Traditionally, packet latency has been measured by ensuring that the test equipment at the source and destination are equipped with synchronized clocks. Just as the test packet is submitted to the network at the source, the current time is encoded within that packet itself. When the packet is received at the destination, the time of arrival is noted, and by subtracting that from the time contained within the packet the latency can be calculated.
For this to work, the clocks of the source and destination test equipment must be synchronized. Synchronization has been achieved when the packets are originated and terminated in field-programmable gate arrays (FPGAs) with synchronized clocks. The synchronization consists of a central time source with a regular pulse signal to mark the start of each period (typically 10 times per second), a serial line to give the absolute time of the next pulse, and a higher frequency clock (typically 10 MHz) to maintain timing between pulses.
FIG. 1 is a high level schematic illustration of a conventional test system 10. The system 10 includes a clock distribution network at 12 coupled to a master clock 14 which generates a master clock reference 16. As shown, distribution network 12 supplies the same master clock reference 16 to interface logic 18 associated with individual FPGA-based test cards 20. Each test card 20 can include one or more test interfaces 22.

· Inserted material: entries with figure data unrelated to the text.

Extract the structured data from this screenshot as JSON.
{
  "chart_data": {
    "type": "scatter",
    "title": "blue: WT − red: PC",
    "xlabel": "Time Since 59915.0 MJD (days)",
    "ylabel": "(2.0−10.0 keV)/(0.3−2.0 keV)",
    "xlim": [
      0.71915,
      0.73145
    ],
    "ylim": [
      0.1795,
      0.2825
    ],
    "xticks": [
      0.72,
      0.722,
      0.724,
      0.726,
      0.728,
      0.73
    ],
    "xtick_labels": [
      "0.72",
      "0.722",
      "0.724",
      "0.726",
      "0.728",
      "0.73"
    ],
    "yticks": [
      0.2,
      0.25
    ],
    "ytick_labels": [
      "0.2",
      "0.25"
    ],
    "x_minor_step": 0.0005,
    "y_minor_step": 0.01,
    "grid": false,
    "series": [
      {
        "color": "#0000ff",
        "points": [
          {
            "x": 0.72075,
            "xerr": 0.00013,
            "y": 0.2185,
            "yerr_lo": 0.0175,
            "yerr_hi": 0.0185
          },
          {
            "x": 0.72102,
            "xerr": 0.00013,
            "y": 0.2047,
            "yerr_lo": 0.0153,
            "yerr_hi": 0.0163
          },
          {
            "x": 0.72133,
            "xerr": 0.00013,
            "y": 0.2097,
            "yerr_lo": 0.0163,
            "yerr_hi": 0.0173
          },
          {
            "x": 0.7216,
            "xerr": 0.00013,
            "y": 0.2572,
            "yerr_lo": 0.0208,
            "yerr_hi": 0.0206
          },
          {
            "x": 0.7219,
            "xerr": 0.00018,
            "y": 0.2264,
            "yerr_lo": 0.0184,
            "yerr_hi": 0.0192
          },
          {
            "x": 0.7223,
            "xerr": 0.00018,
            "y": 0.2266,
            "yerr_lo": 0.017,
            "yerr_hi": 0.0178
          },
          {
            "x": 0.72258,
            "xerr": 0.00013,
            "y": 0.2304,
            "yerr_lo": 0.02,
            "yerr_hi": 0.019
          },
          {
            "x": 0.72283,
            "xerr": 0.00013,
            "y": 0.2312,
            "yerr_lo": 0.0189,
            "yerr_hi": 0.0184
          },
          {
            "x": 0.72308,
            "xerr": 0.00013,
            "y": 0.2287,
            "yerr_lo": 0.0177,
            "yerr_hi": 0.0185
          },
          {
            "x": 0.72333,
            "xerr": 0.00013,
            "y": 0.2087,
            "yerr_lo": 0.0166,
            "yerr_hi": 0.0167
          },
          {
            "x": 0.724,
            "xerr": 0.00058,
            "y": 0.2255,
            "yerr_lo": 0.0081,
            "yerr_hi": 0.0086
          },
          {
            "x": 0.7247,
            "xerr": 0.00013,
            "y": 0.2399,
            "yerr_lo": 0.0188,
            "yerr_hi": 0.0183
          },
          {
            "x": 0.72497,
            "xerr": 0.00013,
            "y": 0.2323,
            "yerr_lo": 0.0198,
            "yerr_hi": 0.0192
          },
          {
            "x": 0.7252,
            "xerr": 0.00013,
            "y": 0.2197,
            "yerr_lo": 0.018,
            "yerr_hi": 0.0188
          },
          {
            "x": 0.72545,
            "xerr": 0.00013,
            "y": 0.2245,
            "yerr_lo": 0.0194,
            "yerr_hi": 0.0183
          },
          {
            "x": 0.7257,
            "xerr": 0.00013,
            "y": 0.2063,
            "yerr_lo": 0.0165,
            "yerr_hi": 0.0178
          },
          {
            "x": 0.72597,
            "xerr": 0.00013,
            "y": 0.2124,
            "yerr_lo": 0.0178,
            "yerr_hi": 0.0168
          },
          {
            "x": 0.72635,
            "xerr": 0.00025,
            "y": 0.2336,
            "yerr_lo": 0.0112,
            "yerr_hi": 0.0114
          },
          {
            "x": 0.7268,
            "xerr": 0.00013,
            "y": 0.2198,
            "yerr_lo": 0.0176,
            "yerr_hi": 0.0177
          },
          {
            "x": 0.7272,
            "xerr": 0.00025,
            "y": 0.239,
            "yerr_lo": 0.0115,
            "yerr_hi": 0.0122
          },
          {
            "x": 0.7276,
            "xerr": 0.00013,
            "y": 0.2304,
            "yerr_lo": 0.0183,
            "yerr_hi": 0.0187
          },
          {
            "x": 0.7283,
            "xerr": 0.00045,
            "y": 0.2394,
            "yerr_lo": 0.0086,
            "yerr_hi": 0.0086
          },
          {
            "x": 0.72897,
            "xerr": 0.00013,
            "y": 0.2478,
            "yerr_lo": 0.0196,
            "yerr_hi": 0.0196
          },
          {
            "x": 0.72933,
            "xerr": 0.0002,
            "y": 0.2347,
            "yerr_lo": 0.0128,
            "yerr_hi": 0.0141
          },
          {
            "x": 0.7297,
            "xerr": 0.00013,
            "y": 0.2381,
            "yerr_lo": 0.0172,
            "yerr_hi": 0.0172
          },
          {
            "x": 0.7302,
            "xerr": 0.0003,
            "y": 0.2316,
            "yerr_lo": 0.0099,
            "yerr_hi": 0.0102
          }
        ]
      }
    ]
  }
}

FIG. 2 is a more detailed view of the connection between interface logic 18 and its associated FPGA-based test card 20. Using master clock reference 16, interface logic 18 provides test card 20 with the following signals: clock 24, pulses 26 and timestamp 28. Clock 24 is typically a 10 MHz reference clock while pulses 26 is typically a 10 pulses per second tick. Timestamp 28 is typically provided along a serial line carrying the actual time of day corresponding to the next pulse. Timestamp 28 can be in, for example, ASCII text. For example, timestamp 28 may carry “2013-05-31-15-45-23.7” indicating that the next pulse will occur on 31 May 2013 at time 15:45 and 23.7 seconds. Between pulses, FPGA test card 20 can count clock cycles to get a time accurate to the clock period and can use this to determine the transmission and reception time of frames.
FPGAs are integrated circuits which are designed to be programmed by the user to provide a particular function. The function is therefore effectively provided in hardware. FPGAs provide a fast, powerful tool for the circuit designer. In contrast, the same function provided using a CPU (central processing unit) is effectively provided via software. While FPGAs are powerful, fast and very useful, they are much more expensive than CPU devices.